Ways To Deal With A Child's Chronic Diarrhea

When you suffer from diarrhea, you likely know that it might be the result of a bug or something that you ate, and you can proceed accordingly. A child with diarrhea, however, can be highly upset by what is going on — especially if he or she has made an accident in his or her pants. While you can't likely assess the probable reason for the diarrhea, you can deal with this situation in a number of constructive ways. Sometimes, diarrhea will come and go quickly. In other cases where this type of bowel movement lingers, it's a good idea to schedule your child to see a pediatrician. Here are some ways to manage the diarrhea:

Make Sure The Child Is Comfortable

Diarrhea can render your child uncomfortable on the outside and the inside, so it's important to take care of this situation from both angles.

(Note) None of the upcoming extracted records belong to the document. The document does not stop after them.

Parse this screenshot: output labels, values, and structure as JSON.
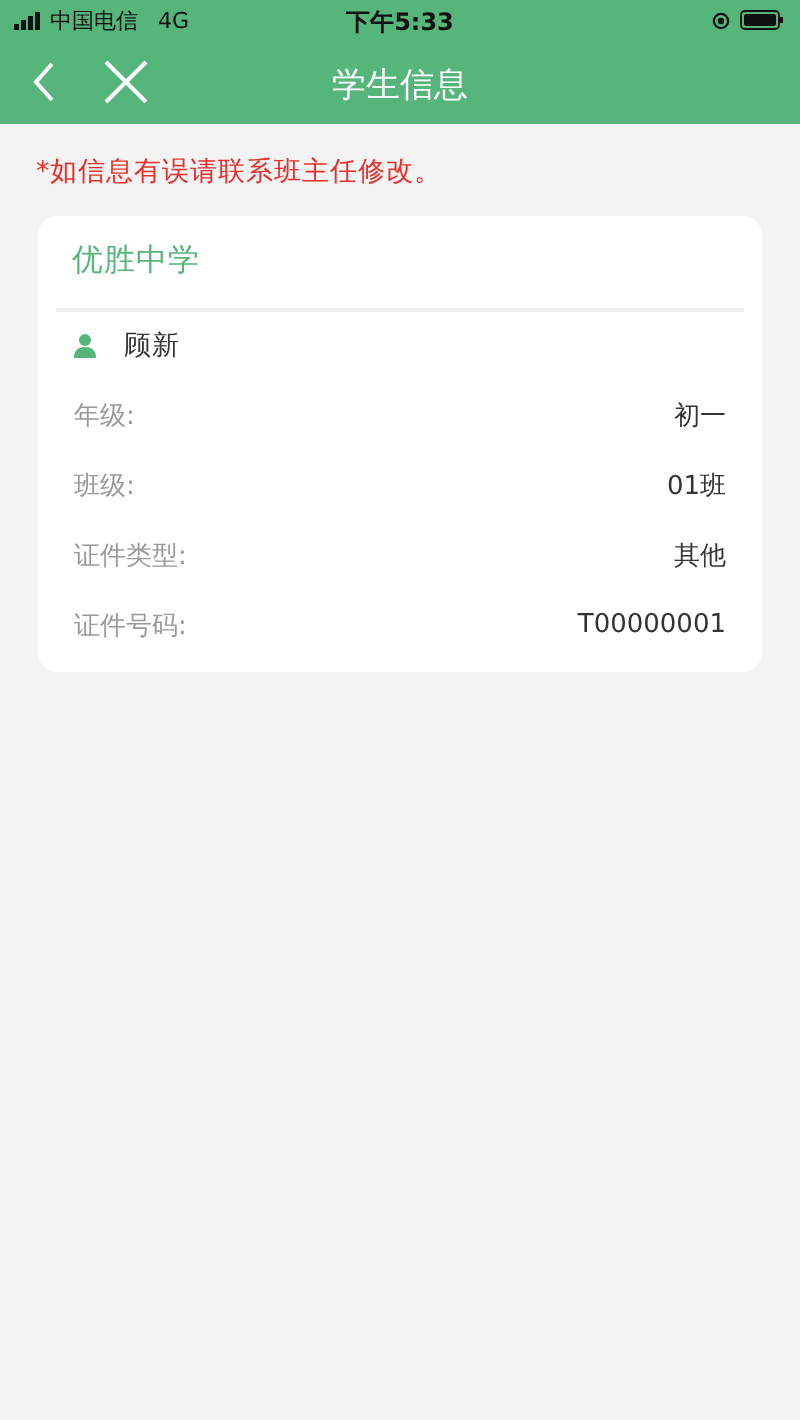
{
  "status_bar": {
    "carrier": "中国电信",
    "network": "4G",
    "time": "下午5:33"
  },
  "nav_bar": {
    "title": "学生信息"
  },
  "notice": "*如信息有误请联系班主任修改。",
  "card": {
    "school": "优胜中学",
    "student_name": "顾新",
    "fields": [
      {
        "label": "年级:",
        "value": "初一"
      },
      {
        "label": "班级:",
        "value": "01班"
      },
      {
        "label": "证件类型:",
        "value": "其他"
      },
      {
        "label": "证件号码:",
        "value": "T00000001"
      }
    ]
  }
}
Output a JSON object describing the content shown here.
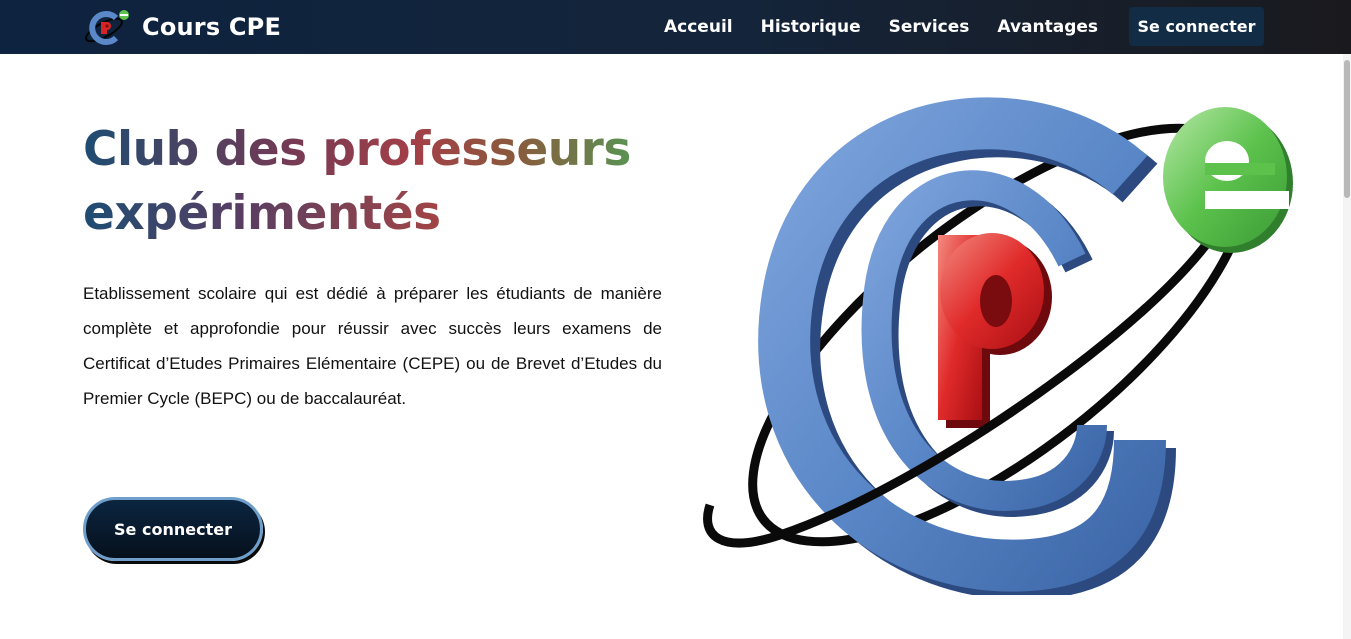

If the child is complaining of an upset stomach, you can give him or her some plain crackers or something else that won't cause problems. Additionally, the child may have a rash around his or her bottom; this is especially the case if the diarrhea has occurred several times. Make sure to carefully wash the child's bottom in the bathtub or shower, and then apply ointment to reduce the discomfort.

Keep The Child Hydrated

One of the immediate concerns about diarrhea is that it can cause dehydration; when your child is losing a significant amount of fluid with each bowel movement, he or she may soon be feeling worse. Sometimes, children won't want to drink when they're feeling sick, but it's important that your child gets some fluid into him or her. Water is your best bet, so encourage the child to sip some water regularly, and especially after each bowel movement.

Soothe The Child

Diarrhea can be upsetting for children who are already potty trained. The act of going to the bathroom in their pants, especially if it happens several times, can make them feel as though they've failed and they might even be concerned that you'll start to make them wear a diaper again. Make sure that your child knows that he or she hasn't done anything wrong and that a stomach bug is the only thing to blame. Don't make your child feel bad that you're having to do extra laundry, or that you've needed to clean the child's bed or bedroom.